Holden’s confidence slipped and his temper splashed up, “Oh whatta you know? Everything’s come to you on a platter. You don’t even want to do the work of an interview.”

“It’s not that.”

“It is that! All you do is throw your fish around all winter and then sit in the woods picking your nose all summer, then somebody publishes a book you wrote and people are talking about you like you’re the next… the next J.D. goddam Salinger, and you won’t even help out a friend. Who wants a friend like that? I’d help you out if I was this big famous author and all.”

“Holden, I’m sorry, I just don’t want to…”

“To go down that path, I know. You said that already. Can’t you think of something new to say for Chrissakes? It’s a miracle you finished a book at all!” Holden stomped his foot and put his hands on his hips, saying, “Well, I didn’t want to have to do it, but if you’re not going to help me out, I don’t have a choice.”

As if his ears had perked up, Nathaniel’s eyes flashed, and in a harsh tone he asked, knowing that his was precisely the expected reaction, “What do you mean?”

“Oh you know what I mean. I saw the way you used to act, and you can’t tell me that there isn’t a world of dirt out there on you. That’d be an even bigger story, and you know it. I wasn’t going to do it because I thought you were my friend and all, even though I knew it would be a better story.”

“You wouldn’t know how to begin looking,” Nathaniel said, getting angry.
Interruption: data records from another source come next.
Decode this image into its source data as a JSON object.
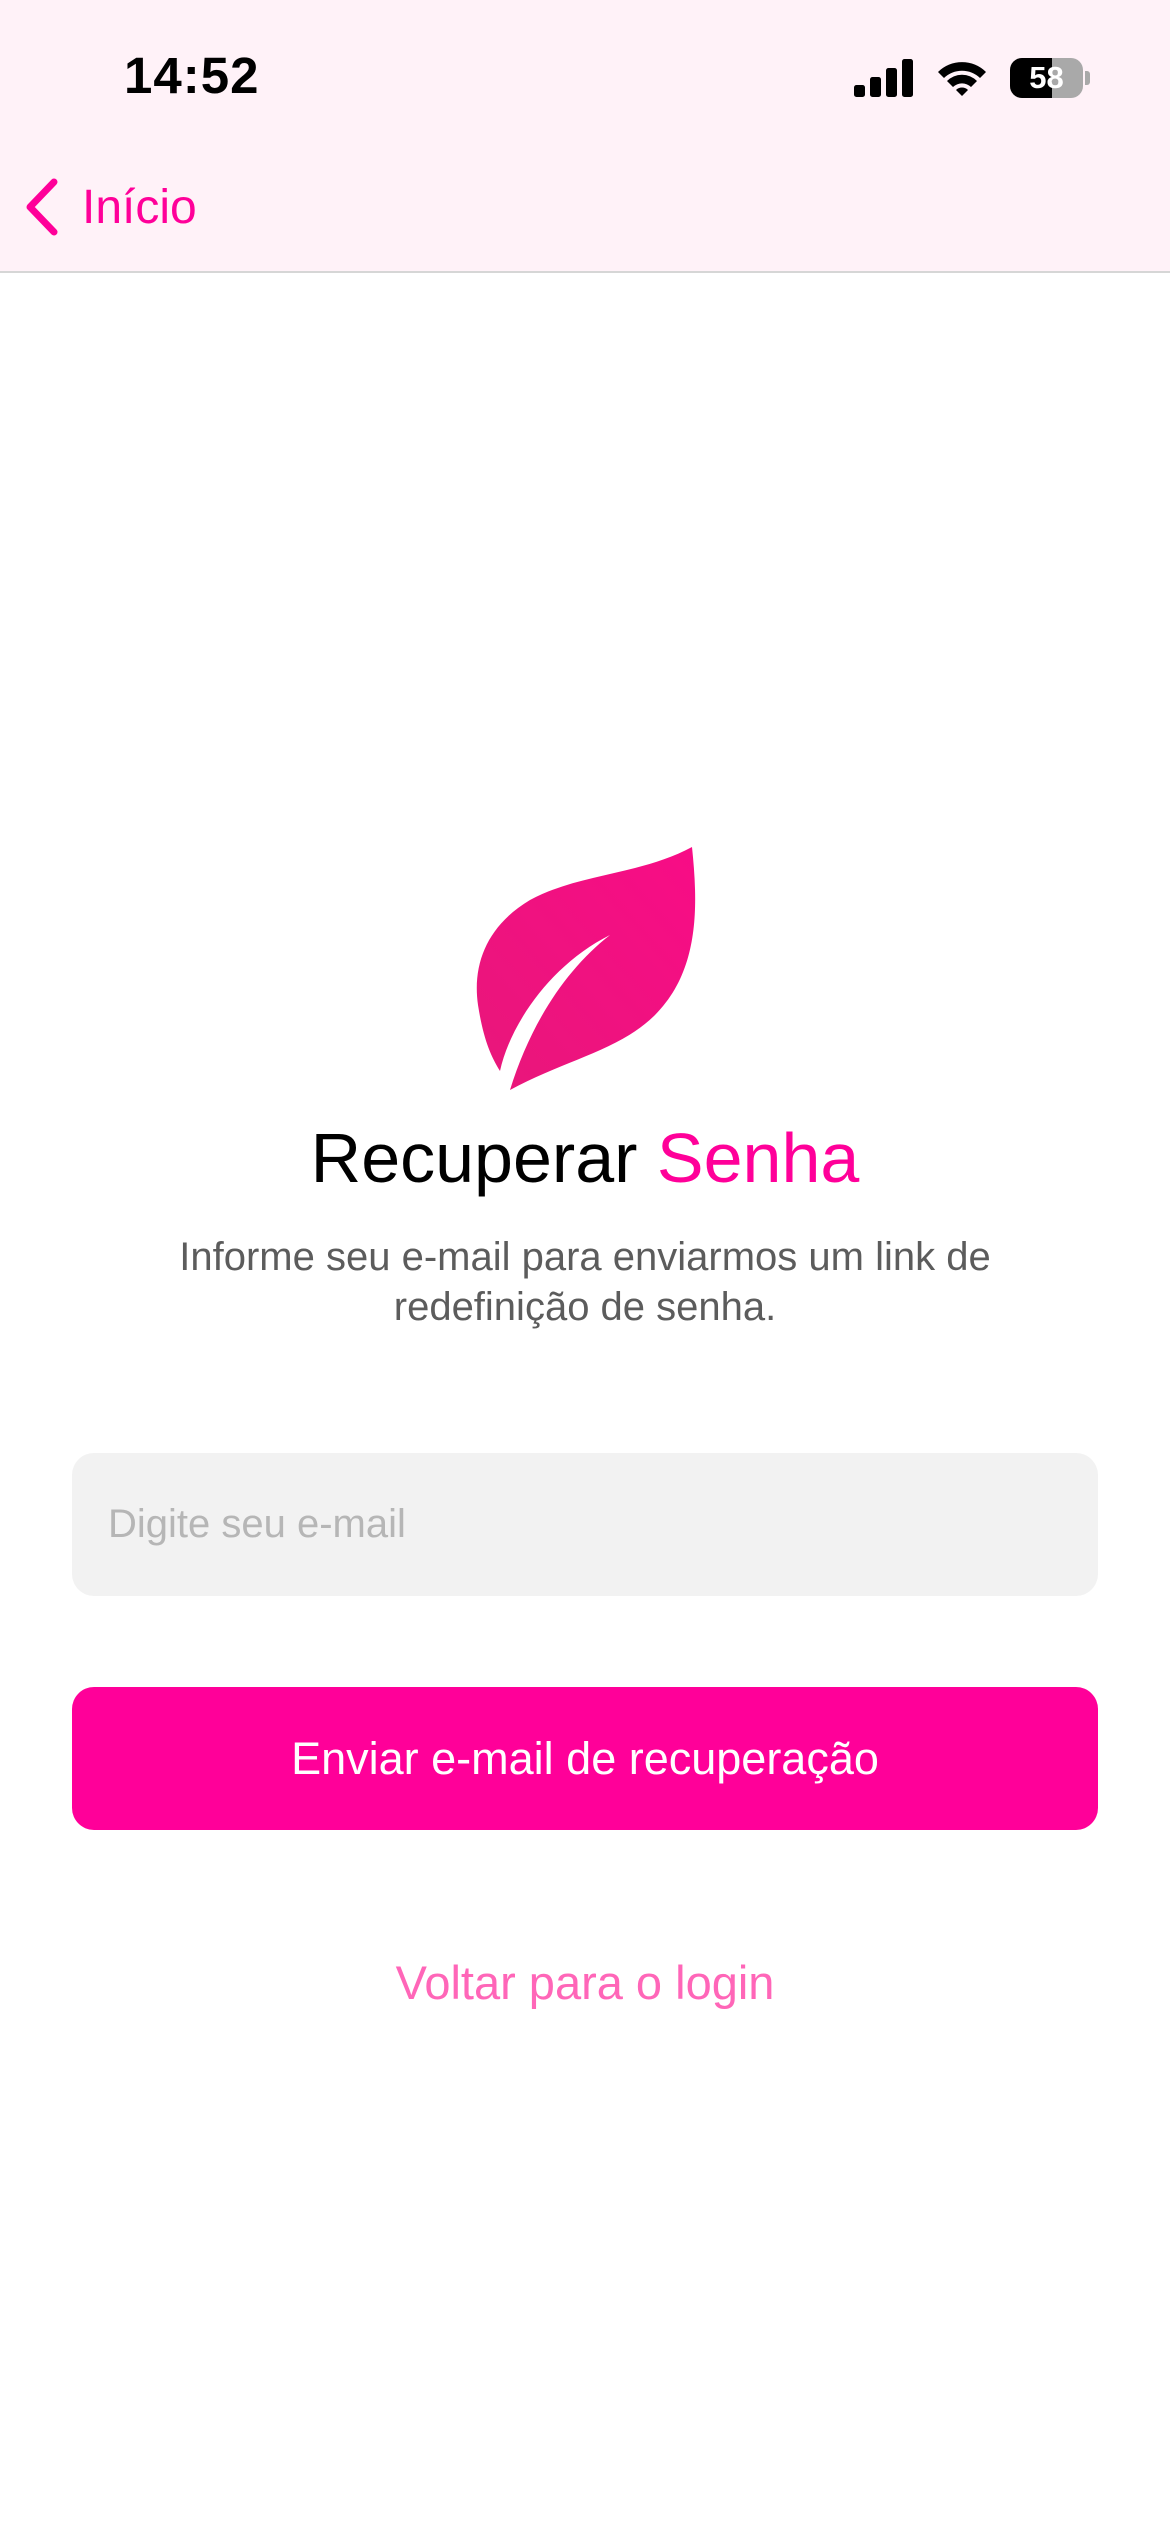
{
  "status_bar": {
    "time": "14:52",
    "battery_level": "58",
    "battery_fraction": 0.58
  },
  "nav": {
    "back_label": "Início"
  },
  "title": {
    "main": "Recuperar",
    "accent": "Senha"
  },
  "subtitle": "Informe seu e-mail para enviarmos um link de redefinição de senha.",
  "email_field": {
    "placeholder": "Digite seu e-mail",
    "value": ""
  },
  "send_button_label": "Enviar e-mail de recuperação",
  "back_to_login_label": "Voltar para o login",
  "colors": {
    "accent": "#ff0099",
    "header_bg": "#fff2f8",
    "link": "#ff66b8",
    "input_bg": "#f2f2f2"
  },
  "icons": {
    "logo": "leaf-icon",
    "back": "chevron-left-icon",
    "signal": "cellular-signal-icon",
    "wifi": "wifi-icon",
    "battery": "battery-icon"
  }
}
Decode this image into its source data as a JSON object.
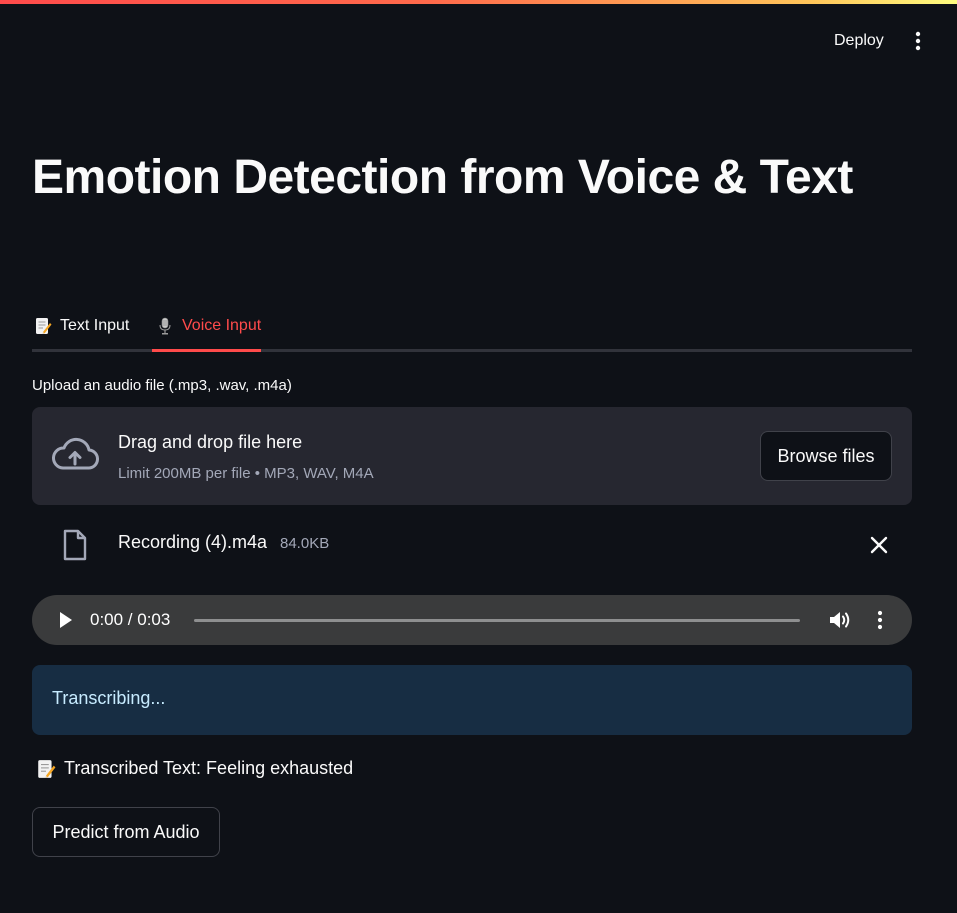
{
  "header": {
    "deploy_label": "Deploy",
    "menu_icon": "vertical-ellipsis-icon"
  },
  "page": {
    "title": "Emotion Detection from Voice & Text"
  },
  "tabs": [
    {
      "label": "Text Input",
      "icon": "memo-icon",
      "active": false
    },
    {
      "label": "Voice Input",
      "icon": "microphone-icon",
      "active": true
    }
  ],
  "uploader": {
    "label": "Upload an audio file (.mp3, .wav, .m4a)",
    "drop_title": "Drag and drop file here",
    "drop_subtitle": "Limit 200MB per file • MP3, WAV, M4A",
    "browse_label": "Browse files",
    "icon": "cloud-upload-icon"
  },
  "uploaded_file": {
    "name": "Recording (4).m4a",
    "size": "84.0KB",
    "icon": "file-icon",
    "remove_icon": "close-icon"
  },
  "audio_player": {
    "time": "0:00 / 0:03",
    "progress": 0
  },
  "status": {
    "message": "Transcribing..."
  },
  "transcription": {
    "text": "Transcribed Text: Feeling exhausted",
    "icon": "memo-icon"
  },
  "actions": {
    "predict_label": "Predict from Audio"
  },
  "colors": {
    "background": "#0e1117",
    "accent": "#ff4b4b",
    "dropzone": "#262730",
    "info_bg": "#172d43",
    "info_text": "#c7ebff"
  }
}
“Oh I’ve read your notebooks. I know where to start, and you can’t stop me.”

“You better bet I can stop you! If you so much as…”

The foreman stepped out of the office looking large and imposing in the dark corridor, “Hey Nate, is this guy giving you a problem?”

Holden raised his hands in a defensive, dismissive gesture and said, “No. No problem. I was just leaving. I have to catch a train to New Jersey. Nathaniel, I’ll see you later.”

With that, as quickly as he had appeared with his tornado plea, Holden slipped out the door and was gone. Nathaniel was about to chase after him but paused as the foreman spoke. “Is everything alright?”

Going slack, Nathaniel responded in a distant voice, “Yeah, he can go to New Jersey, but I don’t think he’ll know what to do once he’s there.”

A car horn tooted, and Nathaniel heard the sound of tires trying to peel out on gravel. “Yeah,” he said, “he’s nothing to worry about.”

The foreman slapped him on the back and said, “Whatever you say, Nate, but let me know if I can do anything for you.”

Nathaniel stands looking out the doorway as the foreman walks back to the office and to the television. The sound of disparate drops of rain begins to reverberate through the empty wooden room. Going out into the fresh air, Nathaniel crosses to the storage room and emerges wearing a plastic raincoat. He looks at the sky as if refreshed by the slight drops that fall onto his face and slide down his neck.

He walks out onto the dock, the other workers brushing by him as they use the rain as an excuse for a break, if only one long enough to put on rain gear. With the dock momentarily cleared, Nathaniel is free to choose a station, and instead of trying to get away with taking one of the easier ones, he stands ready in a position that nobody will begrudge him. Ready to dump baskets.